Bloomberg Tradebook, a wholly owned agency broker of Bloomberg L.P., is the latest broker to come under the US regulators’ hammer over best Execution violations and supervisory failures.
The broker-dealer today settled charges brought by the Securities and Exchange Commission that accused Tradebook with making misrepresentations and omitting material facts about how the firm handled certain customers’ trade orders.
The failures spanned from November 2010 and September 2018, the SEC said and involved 6.4 million customer orders that were fell outside the firm’s regular review process. Instead, several order types, such as “immediate-or-cancel” orders, were executed based on routing decisions made by unaffiliated broker-dealers without informing the clients concerned.
Bloomberg Tradebook neither admitted nor denied the charges in settling this matter, but consented to the entry of its findings and agreed to pay a $5 million penalty.
According to the SEC’s findings, Bloomberg Tradebook routed for more than eight years these orders of its customers who paid relatively low commission rates to three unaffiliated broker-dealers, all of which were responsible for directing the order flow to their preferred venue for execution. This arrangement was known internally as the “Low Cost Router.”

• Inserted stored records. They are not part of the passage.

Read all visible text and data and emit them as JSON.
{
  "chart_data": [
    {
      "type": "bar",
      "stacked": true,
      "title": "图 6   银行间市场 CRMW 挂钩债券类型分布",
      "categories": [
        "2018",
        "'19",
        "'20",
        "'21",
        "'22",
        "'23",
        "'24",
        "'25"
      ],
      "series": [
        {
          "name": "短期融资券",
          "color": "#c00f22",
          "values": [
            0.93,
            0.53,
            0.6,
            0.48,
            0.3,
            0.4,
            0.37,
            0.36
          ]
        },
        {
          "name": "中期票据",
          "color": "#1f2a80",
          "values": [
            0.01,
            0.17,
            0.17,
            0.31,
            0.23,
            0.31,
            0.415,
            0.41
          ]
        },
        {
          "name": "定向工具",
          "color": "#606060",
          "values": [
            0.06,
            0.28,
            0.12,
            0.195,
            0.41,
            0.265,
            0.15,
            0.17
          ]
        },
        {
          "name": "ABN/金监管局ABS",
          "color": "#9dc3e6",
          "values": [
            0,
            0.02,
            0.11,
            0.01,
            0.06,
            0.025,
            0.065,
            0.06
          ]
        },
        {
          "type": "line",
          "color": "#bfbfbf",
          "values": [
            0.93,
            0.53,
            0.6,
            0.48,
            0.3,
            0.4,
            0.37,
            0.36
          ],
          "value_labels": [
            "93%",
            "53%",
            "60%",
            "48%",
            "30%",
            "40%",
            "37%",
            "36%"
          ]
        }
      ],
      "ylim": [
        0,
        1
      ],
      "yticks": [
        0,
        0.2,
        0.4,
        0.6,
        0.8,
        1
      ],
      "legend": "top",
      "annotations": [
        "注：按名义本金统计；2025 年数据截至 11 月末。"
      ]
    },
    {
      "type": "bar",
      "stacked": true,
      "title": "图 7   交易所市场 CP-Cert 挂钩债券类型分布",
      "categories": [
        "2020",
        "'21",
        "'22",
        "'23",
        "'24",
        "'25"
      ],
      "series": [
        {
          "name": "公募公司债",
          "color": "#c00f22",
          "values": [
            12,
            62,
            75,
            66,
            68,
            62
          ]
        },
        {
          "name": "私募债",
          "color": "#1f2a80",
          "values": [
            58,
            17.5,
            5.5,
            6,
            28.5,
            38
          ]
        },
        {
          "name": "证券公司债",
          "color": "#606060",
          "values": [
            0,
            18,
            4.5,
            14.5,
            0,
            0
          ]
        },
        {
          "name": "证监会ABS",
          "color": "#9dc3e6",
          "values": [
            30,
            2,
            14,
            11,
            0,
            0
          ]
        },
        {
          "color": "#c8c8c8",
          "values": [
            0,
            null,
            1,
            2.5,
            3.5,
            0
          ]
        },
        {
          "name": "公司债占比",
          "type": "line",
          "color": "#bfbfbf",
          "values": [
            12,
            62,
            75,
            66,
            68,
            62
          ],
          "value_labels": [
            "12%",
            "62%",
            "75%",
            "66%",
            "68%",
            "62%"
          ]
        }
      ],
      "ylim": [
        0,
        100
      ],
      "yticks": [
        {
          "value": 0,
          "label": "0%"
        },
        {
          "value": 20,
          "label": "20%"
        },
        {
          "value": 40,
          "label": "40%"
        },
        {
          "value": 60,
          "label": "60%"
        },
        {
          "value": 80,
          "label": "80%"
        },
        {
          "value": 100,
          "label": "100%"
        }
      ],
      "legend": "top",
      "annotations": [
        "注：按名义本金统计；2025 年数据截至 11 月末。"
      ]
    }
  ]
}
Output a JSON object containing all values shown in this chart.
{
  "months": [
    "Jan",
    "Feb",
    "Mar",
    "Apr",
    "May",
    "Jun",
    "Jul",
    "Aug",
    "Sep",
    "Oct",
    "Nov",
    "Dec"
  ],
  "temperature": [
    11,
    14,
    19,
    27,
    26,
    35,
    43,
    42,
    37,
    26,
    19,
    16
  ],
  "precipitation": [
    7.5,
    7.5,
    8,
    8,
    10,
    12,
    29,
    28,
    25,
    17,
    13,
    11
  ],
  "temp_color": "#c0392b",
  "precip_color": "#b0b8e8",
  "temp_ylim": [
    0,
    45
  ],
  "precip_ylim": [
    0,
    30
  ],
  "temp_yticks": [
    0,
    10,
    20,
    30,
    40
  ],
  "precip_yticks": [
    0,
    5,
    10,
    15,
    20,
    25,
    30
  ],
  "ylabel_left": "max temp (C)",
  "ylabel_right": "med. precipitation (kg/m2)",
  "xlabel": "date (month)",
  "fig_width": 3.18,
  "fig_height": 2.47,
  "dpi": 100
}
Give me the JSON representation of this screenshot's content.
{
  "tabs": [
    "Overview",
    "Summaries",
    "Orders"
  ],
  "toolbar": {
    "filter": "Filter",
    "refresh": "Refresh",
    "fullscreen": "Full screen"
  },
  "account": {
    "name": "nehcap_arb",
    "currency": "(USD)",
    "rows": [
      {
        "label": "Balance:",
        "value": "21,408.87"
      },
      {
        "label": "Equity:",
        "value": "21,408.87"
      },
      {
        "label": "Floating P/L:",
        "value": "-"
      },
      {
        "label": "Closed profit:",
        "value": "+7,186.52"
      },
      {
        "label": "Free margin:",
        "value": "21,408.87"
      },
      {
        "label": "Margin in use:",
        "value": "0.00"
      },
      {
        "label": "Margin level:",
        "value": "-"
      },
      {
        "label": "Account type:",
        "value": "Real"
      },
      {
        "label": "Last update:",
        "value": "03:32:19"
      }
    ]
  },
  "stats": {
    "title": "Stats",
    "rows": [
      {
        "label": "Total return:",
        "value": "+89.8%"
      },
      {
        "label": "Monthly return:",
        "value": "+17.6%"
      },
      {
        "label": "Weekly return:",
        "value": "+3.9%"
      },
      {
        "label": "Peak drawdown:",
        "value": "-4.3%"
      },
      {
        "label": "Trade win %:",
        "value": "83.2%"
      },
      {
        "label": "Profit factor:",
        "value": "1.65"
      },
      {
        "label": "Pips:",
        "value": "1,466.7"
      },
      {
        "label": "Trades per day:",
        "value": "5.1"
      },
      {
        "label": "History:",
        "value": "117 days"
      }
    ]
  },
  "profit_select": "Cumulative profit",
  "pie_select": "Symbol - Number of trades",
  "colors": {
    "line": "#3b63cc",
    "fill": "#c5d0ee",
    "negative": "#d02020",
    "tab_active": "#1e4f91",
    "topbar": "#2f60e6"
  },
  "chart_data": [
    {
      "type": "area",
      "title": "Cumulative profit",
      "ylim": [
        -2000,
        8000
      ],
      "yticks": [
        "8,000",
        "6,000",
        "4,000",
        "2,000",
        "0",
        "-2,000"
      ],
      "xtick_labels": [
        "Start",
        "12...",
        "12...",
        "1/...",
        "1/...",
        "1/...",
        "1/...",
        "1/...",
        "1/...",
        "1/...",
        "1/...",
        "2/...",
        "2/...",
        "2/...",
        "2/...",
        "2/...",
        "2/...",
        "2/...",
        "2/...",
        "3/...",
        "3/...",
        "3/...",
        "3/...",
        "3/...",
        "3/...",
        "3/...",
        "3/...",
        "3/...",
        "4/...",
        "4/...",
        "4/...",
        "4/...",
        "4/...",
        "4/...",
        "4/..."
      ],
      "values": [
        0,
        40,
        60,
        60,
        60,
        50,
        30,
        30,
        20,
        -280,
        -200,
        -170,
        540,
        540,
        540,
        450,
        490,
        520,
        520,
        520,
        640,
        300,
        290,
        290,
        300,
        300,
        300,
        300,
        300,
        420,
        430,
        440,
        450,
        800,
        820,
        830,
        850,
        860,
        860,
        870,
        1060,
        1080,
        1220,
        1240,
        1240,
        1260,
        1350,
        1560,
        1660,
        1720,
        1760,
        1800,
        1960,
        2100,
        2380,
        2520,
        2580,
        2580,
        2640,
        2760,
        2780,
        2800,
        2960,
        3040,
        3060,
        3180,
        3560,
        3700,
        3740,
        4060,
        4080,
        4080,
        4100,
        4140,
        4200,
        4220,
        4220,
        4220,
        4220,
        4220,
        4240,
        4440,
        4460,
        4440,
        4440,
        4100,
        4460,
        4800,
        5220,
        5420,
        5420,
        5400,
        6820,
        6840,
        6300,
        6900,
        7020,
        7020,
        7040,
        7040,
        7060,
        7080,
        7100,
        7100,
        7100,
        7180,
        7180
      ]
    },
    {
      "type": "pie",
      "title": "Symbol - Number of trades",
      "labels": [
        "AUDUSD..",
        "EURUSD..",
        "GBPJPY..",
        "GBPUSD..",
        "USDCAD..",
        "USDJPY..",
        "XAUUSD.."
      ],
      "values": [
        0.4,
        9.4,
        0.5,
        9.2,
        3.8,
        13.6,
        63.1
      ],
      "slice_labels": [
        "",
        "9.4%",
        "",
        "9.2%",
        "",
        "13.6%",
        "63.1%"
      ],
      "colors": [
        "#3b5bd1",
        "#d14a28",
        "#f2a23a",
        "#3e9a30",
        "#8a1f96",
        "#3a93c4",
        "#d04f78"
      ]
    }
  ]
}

Regulators concerned about execution lapses
Bloomberg Tradebook marketing materials claimed that it provides transparency to investors in terms of execution strategy through its own technology that responds to real-time data and dynamically re-routing between different strategies and counterparties to prove best execution. However, the Low-Cost Router provided unverifiable information for customers in terms of venue selection for more than a million orders.
This practice causes concerns for regulators as Market Makers who get such order flow typically make those trades against their own inventory rather than actually executing the orders on relevant exchanges. The industry rules also require brokerages to use reasonable diligence to ensure that the transaction prices for customers’ trades are as favorable as possible amid the current market conditions. This duty of “best execution” is also incorporated FINRA Rule 5310, which provides standards for firms with respect to best execution.
“Contrary to representations in its marketing materials, Tradebook let unaffiliated brokers make decisions about the routing of certain customer trade orders in a way that lowered Tradebook’s costs,” said Joseph G. Sansone, Chief of the Enforcement Division’s Market Abuse Unit.